Freddy Carnes is an ensemble member playing three characters, notably Floyd Knowles.Carnes’ voice work as Knowles stands out strongly without stealing focus or becoming stereotypical. The talented Mike Dellens plays four really brief characters but seems underutilized in The Grapes of Wrath.
Henry Fonda immortalized Tom Joad in the movie version. Ty Wiley knows to play monumental characters slightly off to deflect comparisons.He accomplished a greater subtlety as well: he plays an uneducated character as open rather than empty. By the end he has been filled, and he looks out on the world sad-eyed and world-weary .His character arc was immense, and there was no doubt about his actions.
Robyn Connor inhabits Ma Joad, her arms and shoulders emerging from her sleeveless blouse to broadcast the strength that would hold the family together. Connor is a Ma Joad for all time.
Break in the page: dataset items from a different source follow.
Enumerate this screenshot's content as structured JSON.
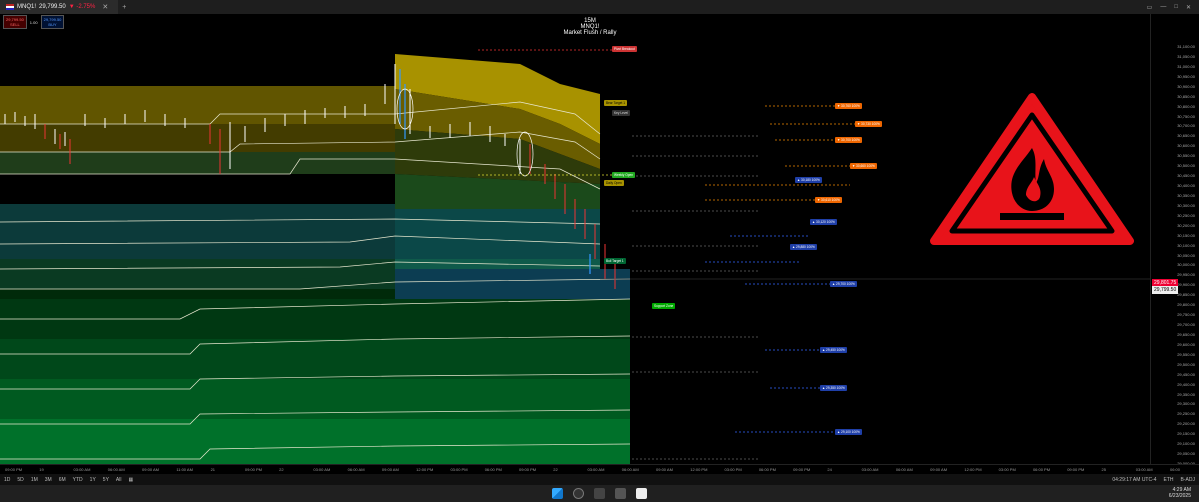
{
  "tab": {
    "symbol": "MNQ1!",
    "price": "29,799.50",
    "change": "▼ -2.75%"
  },
  "tabbar_icons": [
    "window-icon",
    "minimize-icon",
    "maximize-icon",
    "close-icon"
  ],
  "quote": {
    "sell_price": "29,799.50",
    "sell_label": "SELL",
    "mid": "1.00",
    "buy_price": "29,799.50",
    "buy_label": "BUY"
  },
  "chart_title": {
    "interval": "15M",
    "symbol": "MNQ1!",
    "subtitle": "Market Flush / Rally"
  },
  "price_scale": [
    "31,100.00",
    "31,050.00",
    "31,000.00",
    "30,950.00",
    "30,900.00",
    "30,850.00",
    "30,800.00",
    "30,750.00",
    "30,700.00",
    "30,650.00",
    "30,600.00",
    "30,550.00",
    "30,500.00",
    "30,450.00",
    "30,400.00",
    "30,350.00",
    "30,300.00",
    "30,250.00",
    "30,200.00",
    "30,150.00",
    "30,100.00",
    "30,050.00",
    "30,000.00",
    "29,950.00",
    "29,900.00",
    "29,850.00",
    "29,800.00",
    "29,750.00",
    "29,700.00",
    "29,650.00",
    "29,600.00",
    "29,550.00",
    "29,500.00",
    "29,450.00",
    "29,400.00",
    "29,350.00",
    "29,300.00",
    "29,250.00",
    "29,200.00",
    "29,150.00",
    "29,100.00",
    "29,050.00",
    "29,000.00"
  ],
  "current_price_label": "29,801.75",
  "current_price_label2": "29,799.50",
  "time_labels": [
    "09:00 PM",
    "19",
    "03:00 AM",
    "06:00 AM",
    "09:00 AM",
    "11:00 AM",
    "21",
    "09:00 PM",
    "22",
    "03:00 AM",
    "06:00 AM",
    "09:00 AM",
    "12:00 PM",
    "03:00 PM",
    "06:00 PM",
    "09:00 PM",
    "22",
    "03:00 AM",
    "06:00 AM",
    "09:00 AM",
    "12:00 PM",
    "03:00 PM",
    "06:00 PM",
    "09:00 PM",
    "24",
    "03:00 AM",
    "06:00 AM",
    "09:00 AM",
    "12:00 PM",
    "03:00 PM",
    "06:00 PM",
    "09:00 PM",
    "25",
    "03:00 AM",
    "06:00"
  ],
  "bottom_bar": {
    "ranges": [
      "1D",
      "5D",
      "1M",
      "3M",
      "6M",
      "YTD",
      "1Y",
      "5Y",
      "All"
    ],
    "time": "04:29:17 AM UTC-4",
    "session": "ETH",
    "adj": "B-ADJ"
  },
  "taskbar": {
    "time": "4:29 AM",
    "date": "6/23/2025"
  },
  "levels_left": [
    "Pivot Breakout",
    "Bear Target 1",
    "Key Level",
    "Weekly Open",
    "Daily Open",
    "Bull Target 1",
    "Support Zone"
  ],
  "levels_right": [
    "▼ 30,760 100%",
    "▼ 30,730 100%",
    "▼ 30,700 100%",
    "▼ 30,660 100%",
    "▼ 30,610 100%",
    "▲ 30,180 100%",
    "▲ 30,120 100%",
    "▲ 29,880 100%",
    "▲ 29,700 100%",
    "▲ 29,450 100%",
    "▲ 29,350 100%",
    "▲ 29,100 100%"
  ]
}
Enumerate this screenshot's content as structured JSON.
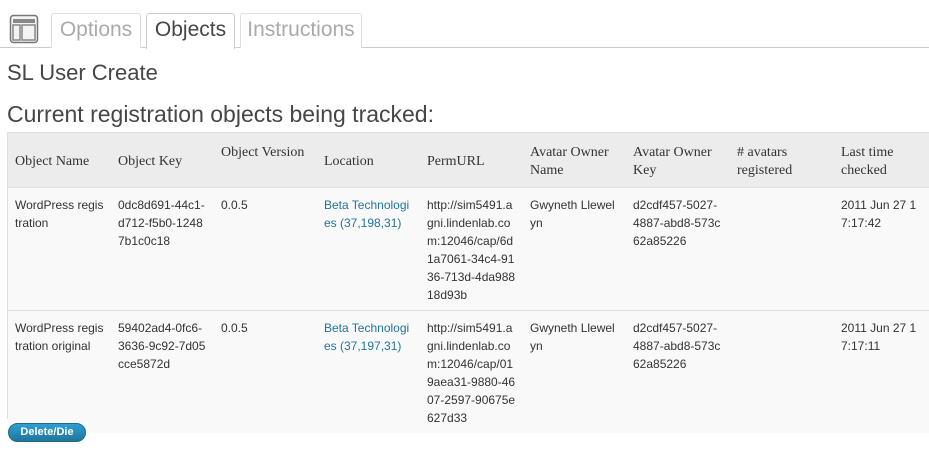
{
  "tabs": [
    {
      "label": "Options"
    },
    {
      "label": "Objects"
    },
    {
      "label": "Instructions"
    }
  ],
  "page_title": "SL User Create",
  "section_title": "Current registration objects being tracked:",
  "table": {
    "headers": [
      "Object Name",
      "Object Key",
      "Object Version",
      "Location",
      "PermURL",
      "Avatar Owner Name",
      "Avatar Owner Key",
      "# avatars registered",
      "Last time checked"
    ],
    "rows": [
      {
        "object_name": "WordPress registration",
        "object_key": "0dc8d691-44c1-d712-f5b0-12487b1c0c18",
        "object_version": "0.0.5",
        "location": "Beta Technologies (37,198,31)",
        "permurl": "http://sim5491.agni.lindenlab.com:12046/cap/6d1a7061-34c4-9136-713d-4da98818d93b",
        "owner_name": "Gwyneth Llewelyn",
        "owner_key": "d2cdf457-5027-4887-abd8-573c62a85226",
        "avatars_registered": "",
        "last_checked": "2011 Jun 27 17:17:42"
      },
      {
        "object_name": "WordPress registration original",
        "object_key": "59402ad4-0fc6-3636-9c92-7d05cce5872d",
        "object_version": "0.0.5",
        "location": "Beta Technologies (37,197,31)",
        "permurl": "http://sim5491.agni.lindenlab.com:12046/cap/019aea31-9880-4607-2597-90675e627d33",
        "owner_name": "Gwyneth Llewelyn",
        "owner_key": "d2cdf457-5027-4887-abd8-573c62a85226",
        "avatars_registered": "",
        "last_checked": "2011 Jun 27 17:17:11"
      }
    ]
  },
  "delete_button": "Delete/Die",
  "icons": {
    "screen": "settings-screen-icon"
  },
  "colors": {
    "link": "#21759b",
    "button": "#21759b"
  }
}
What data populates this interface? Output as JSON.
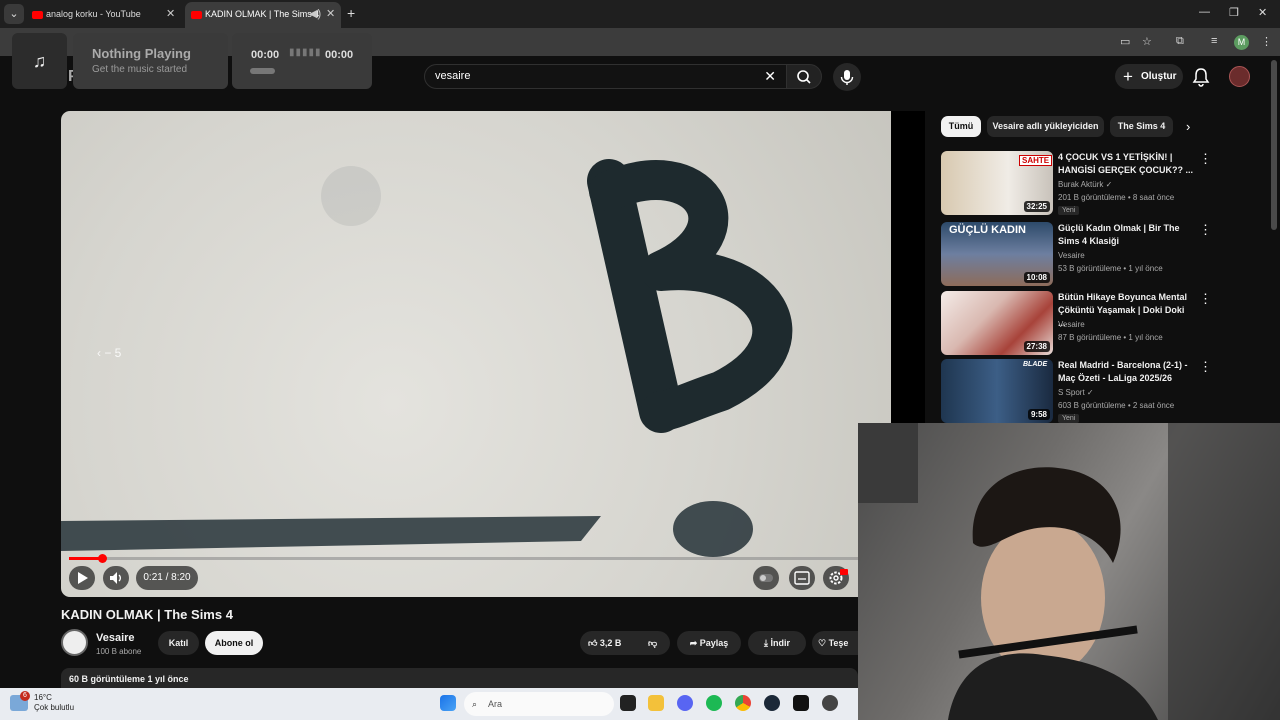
{
  "browser": {
    "tabs": [
      {
        "label": "analog korku - YouTube"
      },
      {
        "label": "KADIN OLMAK | The Sims 4"
      }
    ]
  },
  "music_widget": {
    "title": "Nothing Playing",
    "subtitle": "Get the music started",
    "elapsed": "00:00",
    "total": "00:00"
  },
  "youtube": {
    "search_value": "vesaire",
    "create_label": "Oluştur",
    "player": {
      "time": "0:21 / 8:20",
      "seek_hint": "‹  − 5",
      "progress": 0.042
    },
    "video": {
      "title": "KADIN OLMAK | The Sims 4",
      "channel": "Vesaire",
      "subscribers": "100 B abone",
      "join_label": "Katıl",
      "subscribe_label": "Abone ol",
      "likes": "3,2 B",
      "share_label": "Paylaş",
      "download_label": "İndir",
      "thanks_label": "Teşe",
      "description_line": "60 B görüntüleme  1 yıl önce"
    },
    "chips": [
      {
        "label": "Tümü"
      },
      {
        "label": "Vesaire adlı yükleyiciden"
      },
      {
        "label": "The Sims 4"
      }
    ],
    "recommendations": [
      {
        "title": "4 ÇOCUK VS 1 YETİŞKİN! | HANGİSİ GERÇEK ÇOCUK?? ...",
        "channel": "Burak Aktürk ✓",
        "meta": "201 B görüntüleme • 8 saat önce",
        "badge": "Yeni",
        "duration": "32:25",
        "thumb_text": "SAHTE"
      },
      {
        "title": "Güçlü Kadın Olmak | Bir The Sims 4 Klasiği",
        "channel": "Vesaire",
        "meta": "53 B görüntüleme • 1 yıl önce",
        "badge": "",
        "duration": "10:08",
        "thumb_text": "GÜÇLÜ KADIN"
      },
      {
        "title": "Bütün Hikaye Boyunca Mental Çöküntü Yaşamak | Doki Doki ...",
        "channel": "Vesaire",
        "meta": "87 B görüntüleme • 1 yıl önce",
        "badge": "",
        "duration": "27:38",
        "thumb_text": ""
      },
      {
        "title": "Real Madrid - Barcelona (2-1) - Maç Özeti - LaLiga 2025/26",
        "channel": "S Sport ✓",
        "meta": "603 B görüntüleme • 2 saat önce",
        "badge": "Yeni",
        "duration": "9:58",
        "thumb_text": "BLADE"
      }
    ]
  },
  "taskbar": {
    "temperature": "16°C",
    "weather": "Çok bulutlu",
    "search_placeholder": "Ara",
    "notification_count": "6"
  }
}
Zach De Sutter plays Jim Casy (Casey?) the ex-preacher whose spiritual quest leads him to become a labor organizer, a fellow traveler with the Joads, a socialist, and a “Red.” It is this reviewer’s opinion that Casy is the Steinbeck figure in The Grapes of Wrath, one of lengthy monologues on the human condition, especially about the socialism of finding enough to eat.
The production as a whole succeeds on the energy of this cast, just as Director Andy Berkovsky alerted us in his curtain speech. The cast made the City Theatre standard multilevel plywood panel set work, and they overcame a certain problem with scene changes. The lighting sets don’t recede to a level dark enough to cue the audience that a scene has ended and yet still give the cast enough light to change the set. So the situation becomes one in which actors on-scene suddenly drop their characters and start moving props in full view of the audience. In our curtainless theatrical modern day we need more set adroitness, not less.
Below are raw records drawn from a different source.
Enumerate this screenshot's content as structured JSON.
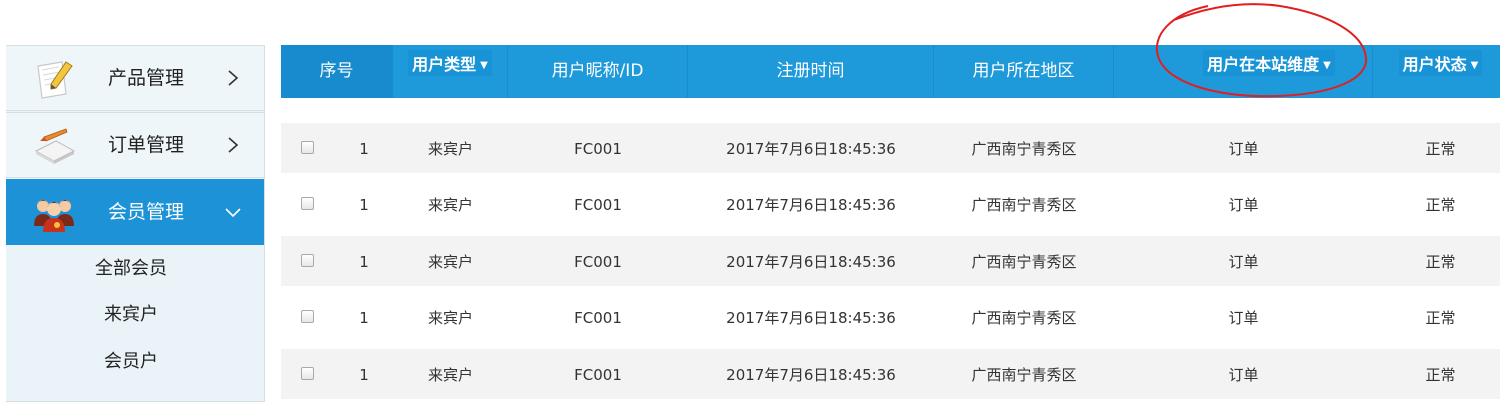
{
  "sidebar": {
    "items": [
      {
        "label": "产品管理",
        "icon": "product-pencil-icon",
        "chevron": "chevron-right-icon",
        "active": false
      },
      {
        "label": "订单管理",
        "icon": "order-pen-icon",
        "chevron": "chevron-right-icon",
        "active": false
      },
      {
        "label": "会员管理",
        "icon": "members-group-icon",
        "chevron": "chevron-down-icon",
        "active": true
      }
    ],
    "submenu": [
      "全部会员",
      "来宾户",
      "会员户"
    ]
  },
  "table": {
    "headers": {
      "index": "序号",
      "user_type": "用户类型",
      "nickname_id": "用户昵称/ID",
      "register_time": "注册时间",
      "region": "用户所在地区",
      "dimension": "用户在本站维度",
      "status": "用户状态"
    },
    "sort_arrow": "▼",
    "rows": [
      {
        "index": "1",
        "type": "来宾户",
        "id": "FC001",
        "time": "2017年7月6日18:45:36",
        "region": "广西南宁青秀区",
        "dimension": "订单",
        "status": "正常"
      },
      {
        "index": "1",
        "type": "来宾户",
        "id": "FC001",
        "time": "2017年7月6日18:45:36",
        "region": "广西南宁青秀区",
        "dimension": "订单",
        "status": "正常"
      },
      {
        "index": "1",
        "type": "来宾户",
        "id": "FC001",
        "time": "2017年7月6日18:45:36",
        "region": "广西南宁青秀区",
        "dimension": "订单",
        "status": "正常"
      },
      {
        "index": "1",
        "type": "来宾户",
        "id": "FC001",
        "time": "2017年7月6日18:45:36",
        "region": "广西南宁青秀区",
        "dimension": "订单",
        "status": "正常"
      },
      {
        "index": "1",
        "type": "来宾户",
        "id": "FC001",
        "time": "2017年7月6日18:45:36",
        "region": "广西南宁青秀区",
        "dimension": "订单",
        "status": "正常"
      }
    ]
  },
  "colors": {
    "header_blue": "#1e9adb",
    "active_menu": "#1e92d7",
    "annotation_red": "#e02020"
  }
}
One final, small note: fist pumps and high-fives did not exist in the Great Depression.
The cast’s finest accomplishment is overcoming the peculiarities of Frank Galati’s adaptation. In sum, City Theatre’s production of The Grapes of Wrath remains true, true, dreadfully true to Steinbeck’s sorrow and paean to the human spirit.
The Grapes of Wrath is recommended to all fans of Steinbeck. The play runs from August 10 to September 2, 2018 at City Theatre on Airport Boulevard on the east side.
The Grapes of Wrath
by Frank Galati from John Steinbeck's novel
City Theatre Company
August 10 - September 02, 2018
August 10 – September 2. Thursdays - Saturdays 8:00 pm. Sundays 3:00 pm.
The City Theatre. 3823 Airport Blvd. Austin 78722.
General Seating $15. Center Row Reserved $20-25. Thursday all seats $10.
Tickets at the door $20. Group and student discounts.